Wikipedia has a good explanation: “An insurance company issues bonds through an investment bank, which are then sold to investors. These bonds are inherently risky … and usually have maturities less than three years. If no catastrophe occurred, the insurance company would pay a coupon to the investors, who made a healthy return. On the contrary, if a catastrophe did occur, then the principal would be forgiven, and the insurance company would use this money to pay their claim-holders. Investors include hedge funds, catastrophe-oriented funds and asset managers.”

At least one insurance investment observer indicates alarm at the “convergence” of the insurance and capital markets. Michael Moody, MBA, ARM, in the April edition of Rough Notes magazine writes about “Capital Market Convergence” and describes how the money behind the capital structure of the insurance industry is increasingly being collateralized and sold off to investors with the single intent of increasing yield on capital invested: “With interest rates continuing at historically low levels, most institutional investors are looking for better yields. Currently, many of the ILS products are producing results that are 5% to 6% higher than traditional investments.”

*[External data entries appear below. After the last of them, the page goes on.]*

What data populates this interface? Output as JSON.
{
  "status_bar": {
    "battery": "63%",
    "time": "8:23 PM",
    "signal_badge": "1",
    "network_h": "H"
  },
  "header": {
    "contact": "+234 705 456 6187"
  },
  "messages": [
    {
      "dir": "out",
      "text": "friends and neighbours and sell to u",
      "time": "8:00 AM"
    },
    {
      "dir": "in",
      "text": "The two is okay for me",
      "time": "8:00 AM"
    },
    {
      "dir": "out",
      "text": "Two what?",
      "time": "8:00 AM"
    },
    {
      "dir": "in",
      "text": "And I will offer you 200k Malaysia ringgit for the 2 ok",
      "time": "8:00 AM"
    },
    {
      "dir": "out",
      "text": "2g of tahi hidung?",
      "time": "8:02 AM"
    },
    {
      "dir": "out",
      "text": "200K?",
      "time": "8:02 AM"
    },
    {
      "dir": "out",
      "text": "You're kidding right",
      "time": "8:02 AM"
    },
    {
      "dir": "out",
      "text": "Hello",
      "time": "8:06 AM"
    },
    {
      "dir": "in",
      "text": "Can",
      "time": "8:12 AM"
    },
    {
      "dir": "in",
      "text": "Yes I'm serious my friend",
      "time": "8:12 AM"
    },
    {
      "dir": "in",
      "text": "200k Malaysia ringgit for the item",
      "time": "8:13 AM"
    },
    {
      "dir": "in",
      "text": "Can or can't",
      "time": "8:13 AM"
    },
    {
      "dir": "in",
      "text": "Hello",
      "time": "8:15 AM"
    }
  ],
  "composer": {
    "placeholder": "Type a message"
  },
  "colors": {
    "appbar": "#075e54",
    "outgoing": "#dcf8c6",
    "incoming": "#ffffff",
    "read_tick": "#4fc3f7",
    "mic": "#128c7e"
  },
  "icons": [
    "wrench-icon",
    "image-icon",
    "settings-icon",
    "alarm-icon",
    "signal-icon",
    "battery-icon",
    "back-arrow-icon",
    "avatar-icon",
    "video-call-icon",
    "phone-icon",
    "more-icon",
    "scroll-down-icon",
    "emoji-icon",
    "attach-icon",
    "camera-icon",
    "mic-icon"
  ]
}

Here’s the issue: There will be many investment people who know nothing about the insurance product providing the capital. Financial instruments such as credit default swaps (CDS) and collateral debt obligations (CDOs) and others created by Wall Street will move capital out of the insurance industry to the detriment of the insured public, and this includes workers’ compensation.

Moody understatedly writes: “Agents and brokers who have accounts that utilize significant amounts of reinsurance need to be aware of the advancements that are being made in the ILS market. The old days of competing on price are disappearing. Capital market professionals believe it is only a matter of time before reinsurance and ILS will be used in the same manner that reinsurance is purchased in layers today. It will not be uncommon to find excess limit programs that are made up of a combination of reinsurance and ILS. The genie is out of the bottle, and the capital markets appear to be willing to embrace the convergence with the insurance/reinsurance concept. As a result, agents and brokers who are interested in a long-term view of the insurance industry would be well advised to monitor this situation closely, as it will remain extremely fluid for some time.”

Certainly, departments of insurance will protect us from dubious securities, right? After all it is their job to regulate the insurance market and ensure a safe, healthy industry.

Well, that didn’t happen when Unicover/Craigwood came around, and there’s no reason to believe that any regulating agency is going to be proactive; traditionally, regulators are reactive. By the time they are alerted and take action, it’s too late – carriers disappear, guarantee associations are swamped and state funds take up the slack (as in 2000, when the State Fund covered 50% of the California market).

California, and the nation’s work comp market, is one bad ILS away from disaster. Carriers won’t be looking for the runway under the clouds – rather, they’ll be looking for insolvency relief.